```diff
+ The following section provides an opportunity for the student to create a classifier model from scratch, and then modify it to improve performance.
```

In [None]:
from sklearn import datasets, neighbors, metrics, grid_search, cross_validation
import pandas as pd
import seaborn as sns
import matplotlib.pyplot as plt

%matplotlib inline

In [None]:
iris = datasets.load_iris()
irisdf = pd.DataFrame(iris.data, columns=iris.feature_names)
irisdf['target'] = iris.target
cmap = {0:'r', 1:'g', 2:'b' }
irisdf['ctarget'] = irisdf.target.apply(lambda x: cmap[x])
irisdf.plot('petal length (cm)', 'petal width (cm)', kind='scatter', c=irisdf.ctarget)
print(irisdf.describe())

def my_classifier(row):
    if row['petal length (cm)'] < 2:
        return 0
    else:
        return 1

predictions = irisdf.apply(my_classifier, axis=1)

In [None]:
irisdf['predictions'] = predictions

print(float(len(irisdf[irisdf.target == irisdf.predictions])) / len(irisdf))


### Starter Code

Work on improving the classifier below.

In [None]:
def my_classifier(row):
    if row['petal length (cm)'] < 2:
        return 0
    else:
        return 2

predictions = irisdf.apply(my_classifier, axis=1)

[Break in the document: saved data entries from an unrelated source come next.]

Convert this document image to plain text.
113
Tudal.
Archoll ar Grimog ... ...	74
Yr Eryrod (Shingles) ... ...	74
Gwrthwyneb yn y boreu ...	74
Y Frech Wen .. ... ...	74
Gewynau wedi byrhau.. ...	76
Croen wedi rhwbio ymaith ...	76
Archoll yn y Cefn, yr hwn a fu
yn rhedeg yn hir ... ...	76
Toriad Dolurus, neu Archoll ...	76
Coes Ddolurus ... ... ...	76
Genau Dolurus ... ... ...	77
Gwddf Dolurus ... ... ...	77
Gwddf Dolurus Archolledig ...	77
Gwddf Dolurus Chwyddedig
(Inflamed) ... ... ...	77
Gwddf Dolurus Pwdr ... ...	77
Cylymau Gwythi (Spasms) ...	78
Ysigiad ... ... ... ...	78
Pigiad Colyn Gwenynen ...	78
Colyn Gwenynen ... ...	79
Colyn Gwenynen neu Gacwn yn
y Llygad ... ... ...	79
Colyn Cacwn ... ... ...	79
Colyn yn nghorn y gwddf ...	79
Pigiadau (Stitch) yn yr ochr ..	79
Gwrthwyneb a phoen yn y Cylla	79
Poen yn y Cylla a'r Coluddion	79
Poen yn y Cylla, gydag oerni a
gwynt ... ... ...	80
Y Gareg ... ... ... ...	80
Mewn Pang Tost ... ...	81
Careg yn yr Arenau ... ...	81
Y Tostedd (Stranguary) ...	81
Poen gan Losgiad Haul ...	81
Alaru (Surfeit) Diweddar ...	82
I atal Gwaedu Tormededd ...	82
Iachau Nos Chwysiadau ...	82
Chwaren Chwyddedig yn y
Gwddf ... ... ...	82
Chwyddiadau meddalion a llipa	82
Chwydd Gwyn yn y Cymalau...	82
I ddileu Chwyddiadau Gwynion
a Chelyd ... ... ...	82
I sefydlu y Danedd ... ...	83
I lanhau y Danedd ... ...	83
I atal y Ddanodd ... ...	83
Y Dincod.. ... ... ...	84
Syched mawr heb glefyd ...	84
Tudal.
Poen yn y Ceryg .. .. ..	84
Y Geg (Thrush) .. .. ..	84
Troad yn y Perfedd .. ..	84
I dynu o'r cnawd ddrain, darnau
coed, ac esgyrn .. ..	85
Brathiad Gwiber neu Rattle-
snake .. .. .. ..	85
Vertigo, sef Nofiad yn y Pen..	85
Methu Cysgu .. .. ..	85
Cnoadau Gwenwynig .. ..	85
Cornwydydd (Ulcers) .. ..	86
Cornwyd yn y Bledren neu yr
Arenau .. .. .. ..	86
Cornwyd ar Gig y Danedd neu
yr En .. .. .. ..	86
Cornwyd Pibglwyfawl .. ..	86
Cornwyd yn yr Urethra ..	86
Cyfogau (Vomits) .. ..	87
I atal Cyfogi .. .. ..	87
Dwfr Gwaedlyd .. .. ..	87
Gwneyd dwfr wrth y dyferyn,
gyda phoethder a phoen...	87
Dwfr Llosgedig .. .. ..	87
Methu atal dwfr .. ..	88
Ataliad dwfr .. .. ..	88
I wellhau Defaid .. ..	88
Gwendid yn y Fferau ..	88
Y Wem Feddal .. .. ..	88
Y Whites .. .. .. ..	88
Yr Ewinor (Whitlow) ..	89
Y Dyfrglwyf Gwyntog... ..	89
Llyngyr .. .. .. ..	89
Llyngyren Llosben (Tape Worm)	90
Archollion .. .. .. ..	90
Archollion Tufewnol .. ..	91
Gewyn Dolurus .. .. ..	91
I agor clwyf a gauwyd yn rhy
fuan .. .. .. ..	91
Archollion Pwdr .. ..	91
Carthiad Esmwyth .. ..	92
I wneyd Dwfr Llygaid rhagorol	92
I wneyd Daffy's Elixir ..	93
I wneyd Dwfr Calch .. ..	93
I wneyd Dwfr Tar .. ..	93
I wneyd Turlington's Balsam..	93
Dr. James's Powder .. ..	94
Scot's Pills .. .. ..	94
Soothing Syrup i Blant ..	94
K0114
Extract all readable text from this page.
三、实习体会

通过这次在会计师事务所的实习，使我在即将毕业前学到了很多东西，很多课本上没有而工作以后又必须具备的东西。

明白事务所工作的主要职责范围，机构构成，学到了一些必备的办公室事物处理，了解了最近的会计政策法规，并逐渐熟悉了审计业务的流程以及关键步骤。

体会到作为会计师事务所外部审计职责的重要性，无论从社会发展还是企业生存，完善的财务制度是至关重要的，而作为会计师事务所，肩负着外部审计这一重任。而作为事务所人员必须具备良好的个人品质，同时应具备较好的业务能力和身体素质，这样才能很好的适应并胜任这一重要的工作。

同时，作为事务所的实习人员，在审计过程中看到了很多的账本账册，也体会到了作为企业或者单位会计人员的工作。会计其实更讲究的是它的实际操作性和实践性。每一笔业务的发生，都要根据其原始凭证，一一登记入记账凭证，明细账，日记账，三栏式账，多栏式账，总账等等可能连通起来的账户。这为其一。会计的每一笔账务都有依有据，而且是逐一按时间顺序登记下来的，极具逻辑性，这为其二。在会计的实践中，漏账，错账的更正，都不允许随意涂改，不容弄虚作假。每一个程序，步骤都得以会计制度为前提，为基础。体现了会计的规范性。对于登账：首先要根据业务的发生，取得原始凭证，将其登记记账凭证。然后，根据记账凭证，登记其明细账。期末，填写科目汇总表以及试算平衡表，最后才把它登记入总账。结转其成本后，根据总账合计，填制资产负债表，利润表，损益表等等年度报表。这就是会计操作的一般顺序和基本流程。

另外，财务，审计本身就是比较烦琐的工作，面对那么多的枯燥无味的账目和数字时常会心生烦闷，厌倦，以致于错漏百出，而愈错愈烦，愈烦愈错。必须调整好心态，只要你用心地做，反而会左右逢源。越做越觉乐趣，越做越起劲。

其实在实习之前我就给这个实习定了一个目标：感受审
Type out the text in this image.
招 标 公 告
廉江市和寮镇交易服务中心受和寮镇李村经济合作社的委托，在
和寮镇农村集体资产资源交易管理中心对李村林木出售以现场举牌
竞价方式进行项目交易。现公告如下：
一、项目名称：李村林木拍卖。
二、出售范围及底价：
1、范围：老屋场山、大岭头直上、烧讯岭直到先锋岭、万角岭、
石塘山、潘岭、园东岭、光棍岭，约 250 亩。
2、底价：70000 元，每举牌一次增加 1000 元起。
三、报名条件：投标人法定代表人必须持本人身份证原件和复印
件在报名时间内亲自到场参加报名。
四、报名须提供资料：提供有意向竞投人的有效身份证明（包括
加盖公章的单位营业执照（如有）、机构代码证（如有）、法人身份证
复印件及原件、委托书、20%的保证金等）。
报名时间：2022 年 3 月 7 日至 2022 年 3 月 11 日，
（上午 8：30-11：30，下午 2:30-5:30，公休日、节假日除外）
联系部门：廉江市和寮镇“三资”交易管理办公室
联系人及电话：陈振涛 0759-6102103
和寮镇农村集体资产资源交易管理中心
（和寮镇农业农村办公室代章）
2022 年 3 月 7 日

irisdf['predictions'] = predictions

print(float(len(irisdf[irisdf.target == irisdf.predictions])) / len(irisdf))


### Using distance: KNN implementation

```diff
+ The following section provides an opportunity for the student to implement an existing sklearn model - KNN, and then try adjusting its parameters.
```

In [None]:
iris = datasets.load_iris()
x_train,x_test,y_train,y_test = cross_validation.train_test_split(iris.data,iris.target,test_size=0.3)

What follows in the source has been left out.